A much-anticipated renaissance for the commodity has been stunted in recent years by the trade war between China and the US – followed by the pandemic.
Although inventory has levelled out to pre-pandemic quantities, the metal’s price has not only recovered, it has pushed past to reach a multi-year highs.
The metal is often referred to as Dr Copper and is frequently used as a signal of economic health due to its wide-spread use across homes and most sectors.
Many commentators expect the higher price can be attributed to improving economic sentiment – with several vaccines due to be rolled out next year.
Adding to the situation is new US President-elect Joe Biden, who many believe will provide stability and repair strained relations with the world’s second largest economy when he is officially sworn into office next month.
One of Mr Biden’s policies is to re-join the Paris Climate Accord and invest in renewable technologies – which require lots of copper. Electric vehicles, alone, require more than 83kg of copper – which is four times more than a traditional combustion engine car’s needs of 22.5kg.
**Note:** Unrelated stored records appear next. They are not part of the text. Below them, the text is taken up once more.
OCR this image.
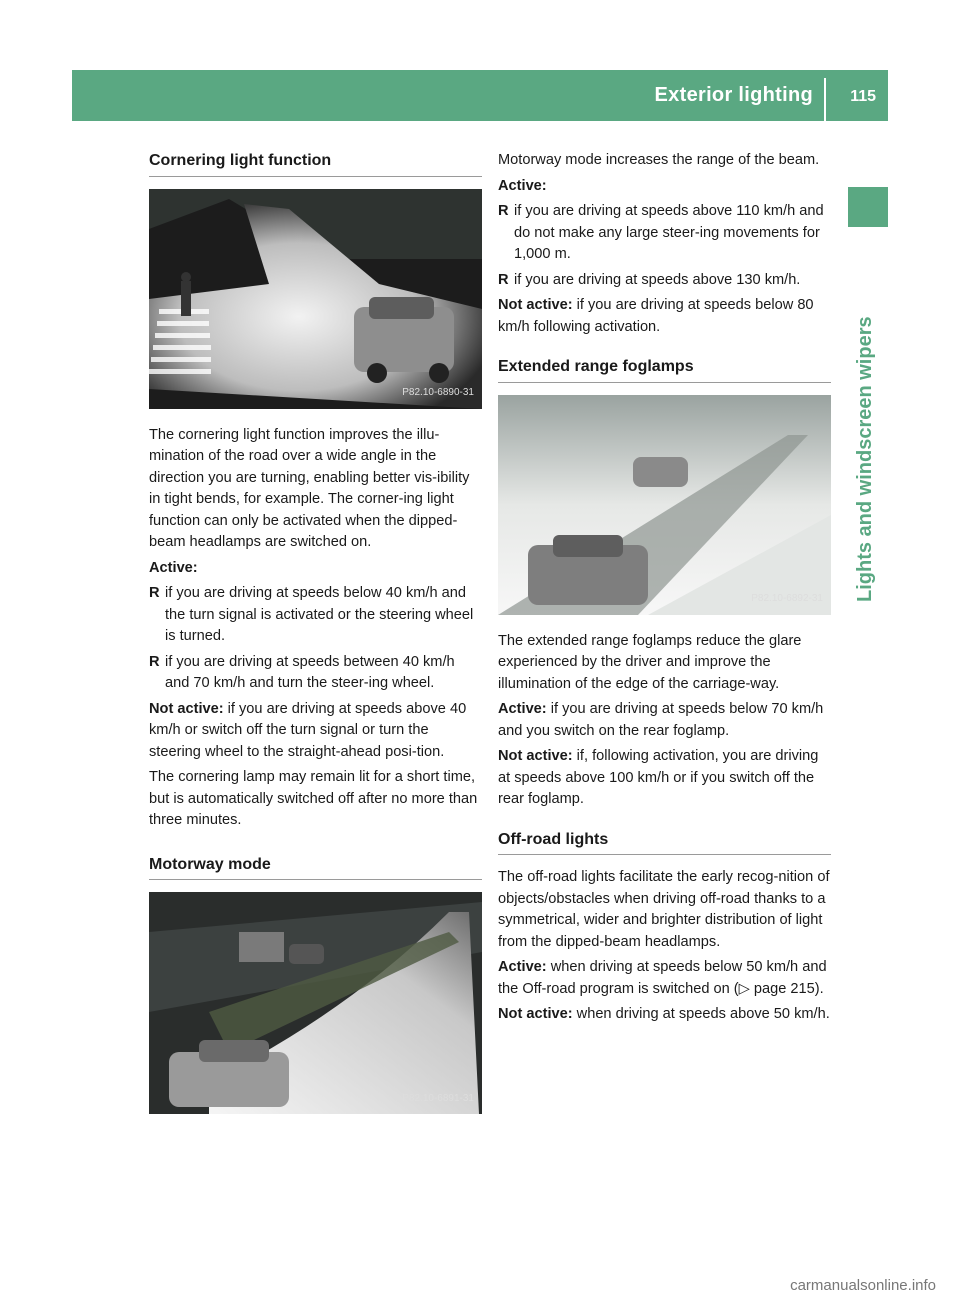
Exterior lighting 115
Lights and windscreen wipers
Cornering light function
P82.10-6890-31

The cornering light function improves the illu-mination of the road over a wide angle in the direction you are turning, enabling better vis-ibility in tight bends, for example. The corner-ing light function can only be activated when the dipped-beam headlamps are switched on.

Active:

R if you are driving at speeds below 40 km/h and the turn signal is activated or the steering wheel is turned.
R if you are driving at speeds between 40 km/h and 70 km/h and turn the steer-ing wheel.

Not active: if you are driving at speeds above 40 km/h or switch off the turn signal or turn the steering wheel to the straight-ahead posi-tion.

The cornering lamp may remain lit for a short time, but is automatically switched off after no more than three minutes.

Motorway mode
P82.10-6891-31

Motorway mode increases the range of the beam.

Active:

R if you are driving at speeds above 110 km/h and do not make any large steer-ing movements for 1,000 m.
R if you are driving at speeds above 130 km/h.

Not active: if you are driving at speeds below 80 km/h following activation.

Extended range foglamps
P82.10-6892-31

The extended range foglamps reduce the glare experienced by the driver and improve the illumination of the edge of the carriage-way.

Active: if you are driving at speeds below 70 km/h and you switch on the rear foglamp.

Not active: if, following activation, you are driving at speeds above 100 km/h or if you switch off the rear foglamp.

Off-road lights

The off-road lights facilitate the early recog-nition of objects/obstacles when driving off-road thanks to a symmetrical, wider and brighter distribution of light from the dipped-beam headlamps.

Active: when driving at speeds below 50 km/h and the Off-road program is switched on (▷ page 215).

Not active: when driving at speeds above 50 km/h.

carmanualsonline.info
In renewable energies, the International Copper Association claims a single wind turbine needs 862kg of copper.
Analyst Roskill predicts copper usage will grow from 4kg per person to 5kg by 2035. The analyst attributes this growth to ongoing urbanisation and electrification globally and increased investment in renewable energies including electric vehicles.
Meanwhile, on the supply side, trade tensions and the pandemic have kept the metal’s price subdued.
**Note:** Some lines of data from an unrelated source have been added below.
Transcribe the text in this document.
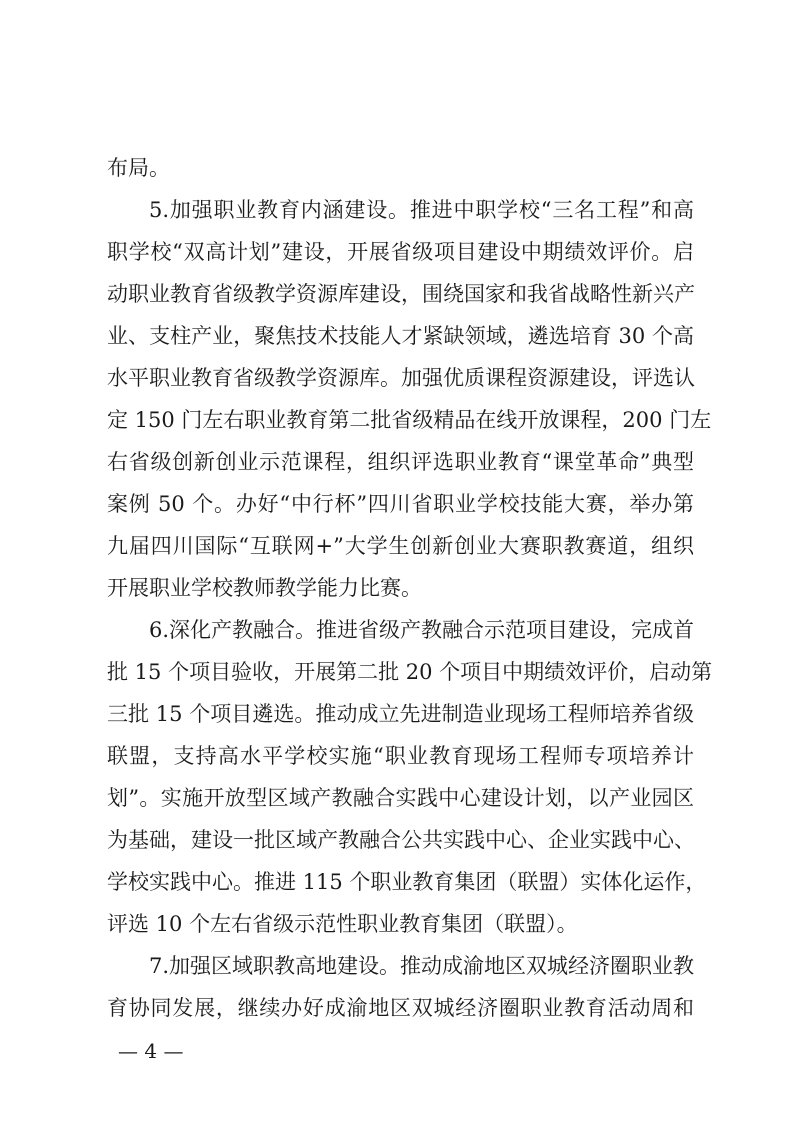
布局。
5.加强职业教育内涵建设。推进中职学校“三名工程”和高
职学校“双高计划”建设，开展省级项目建设中期绩效评价。启
动职业教育省级教学资源库建设，围绕国家和我省战略性新兴产
业、支柱产业，聚焦技术技能人才紧缺领域，遴选培育 30 个高
水平职业教育省级教学资源库。加强优质课程资源建设，评选认
定 150 门左右职业教育第二批省级精品在线开放课程，200 门左
右省级创新创业示范课程，组织评选职业教育“课堂革命”典型
案例 50 个。办好“中行杯”四川省职业学校技能大赛，举办第
九届四川国际“互联网+”大学生创新创业大赛职教赛道，组织
开展职业学校教师教学能力比赛。
6.深化产教融合。推进省级产教融合示范项目建设，完成首
批 15 个项目验收，开展第二批 20 个项目中期绩效评价，启动第
三批 15 个项目遴选。推动成立先进制造业现场工程师培养省级
联盟，支持高水平学校实施“职业教育现场工程师专项培养计
划”。实施开放型区域产教融合实践中心建设计划，以产业园区
为基础，建设一批区域产教融合公共实践中心、企业实践中心、
学校实践中心。推进 115 个职业教育集团（联盟）实体化运作，
评选 10 个左右省级示范性职业教育集团（联盟）。
7.加强区域职教高地建设。推动成渝地区双城经济圈职业教
育协同发展，继续办好成渝地区双城经济圈职业教育活动周和
— 4 —
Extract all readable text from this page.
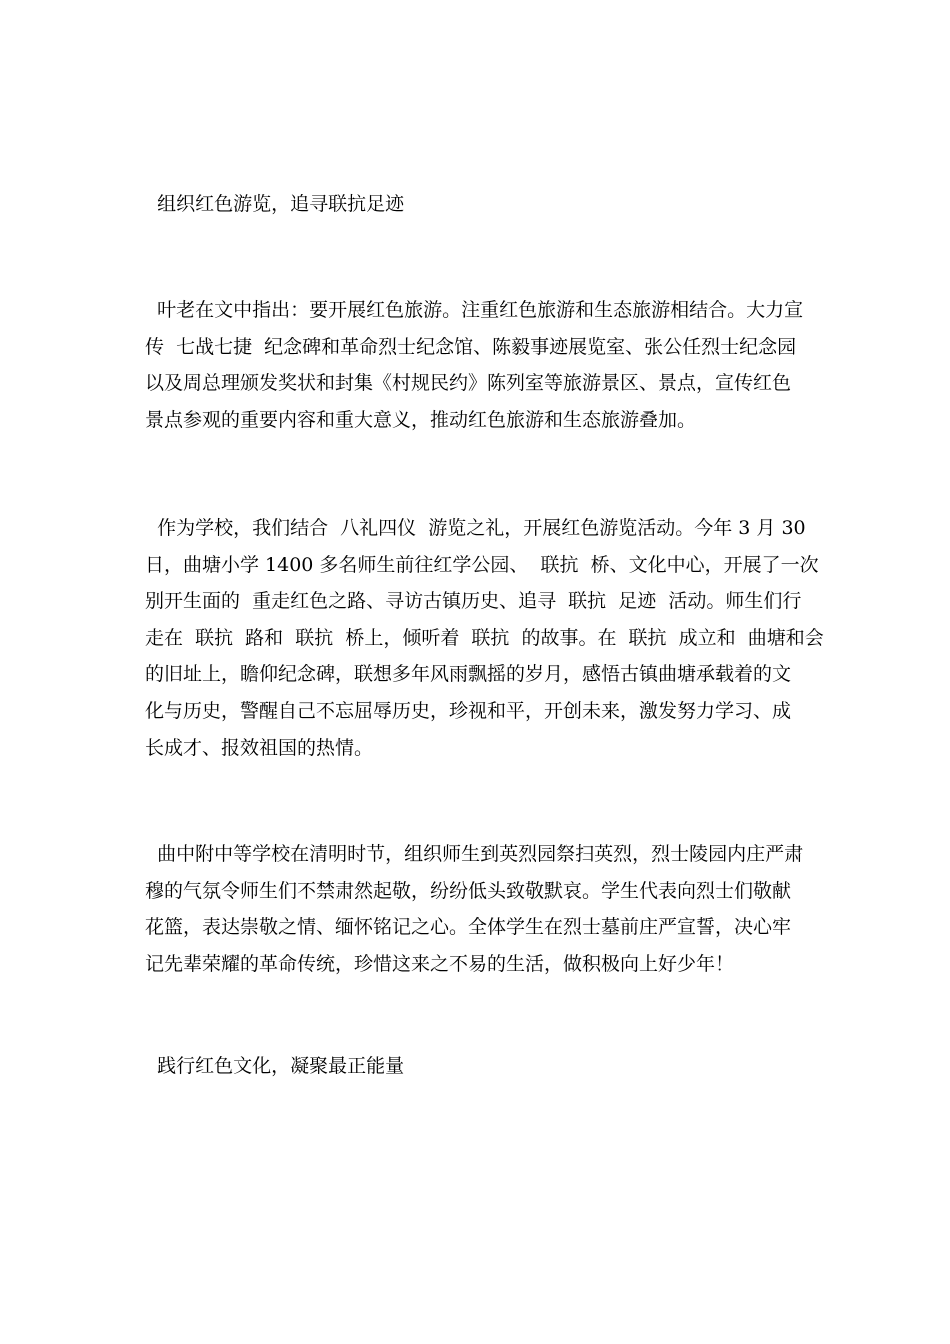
组织红色游览，追寻联抗足迹
叶老在文中指出：要开展红色旅游。注重红色旅游和生态旅游相结合。大力宣
传  七战七捷  纪念碑和革命烈士纪念馆、陈毅事迹展览室、张公任烈士纪念园
以及周总理颁发奖状和封集《村规民约》陈列室等旅游景区、景点，宣传红色
景点参观的重要内容和重大意义，推动红色旅游和生态旅游叠加。
作为学校，我们结合  八礼四仪  游览之礼，开展红色游览活动。今年 3 月 30
日，曲塘小学 1400 多名师生前往红学公园、  联抗  桥、文化中心，开展了一次
别开生面的  重走红色之路、寻访古镇历史、追寻  联抗  足迹  活动。师生们行
走在  联抗  路和  联抗  桥上，倾听着  联抗  的故事。在  联抗  成立和  曲塘和会
的旧址上，瞻仰纪念碑，联想多年风雨飘摇的岁月，感悟古镇曲塘承载着的文
化与历史，警醒自己不忘屈辱历史，珍视和平，开创未来，激发努力学习、成
长成才、报效祖国的热情。
曲中附中等学校在清明时节，组织师生到英烈园祭扫英烈，烈士陵园内庄严肃
穆的气氛令师生们不禁肃然起敬，纷纷低头致敬默哀。学生代表向烈士们敬献
花篮，表达崇敬之情、缅怀铭记之心。全体学生在烈士墓前庄严宣誓，决心牢
记先辈荣耀的革命传统，珍惜这来之不易的生活，做积极向上好少年！
践行红色文化，凝聚最正能量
The subdued price and ongoing volatility have also made it harder for aspiring miners to lock-in finance for advanced projects, which will also impact global supplies as the years progress.
Additionally, existing operations are aging, going deeper and battling declining ore grade and reserves.
It is difficult to accurately forecast where copper demand is heading – particularly with electric vehicle and renewable energy penetration levels hard to pinpoint.
Using a high demand scenario, global copper miner Teck predicts a possible 3.1Mtpa gap in required copper by 2025. On a base demand scenario, the gap is estimated at 2Mtpa over the same period.
Meanwhile, Codelco’s view is that new projects are needed to fill a forecast 4Mtpa demand gap by 2028.
The copper giant even anticipates that if all probable projects were developed, they would not be sufficient to close the gap.
Interesting times ahead
There certainly will be interesting times ahead in the copper market.
China is attempting to control pricing to meet its own requirements in a market that has been predicted to be heading into a major deficit for years.
Adding to that are grassroots signals from Dr Copper that the global economy is on the mend.
Although no precise forecast can be made, the scenario the commodity is facing will definitely be unique.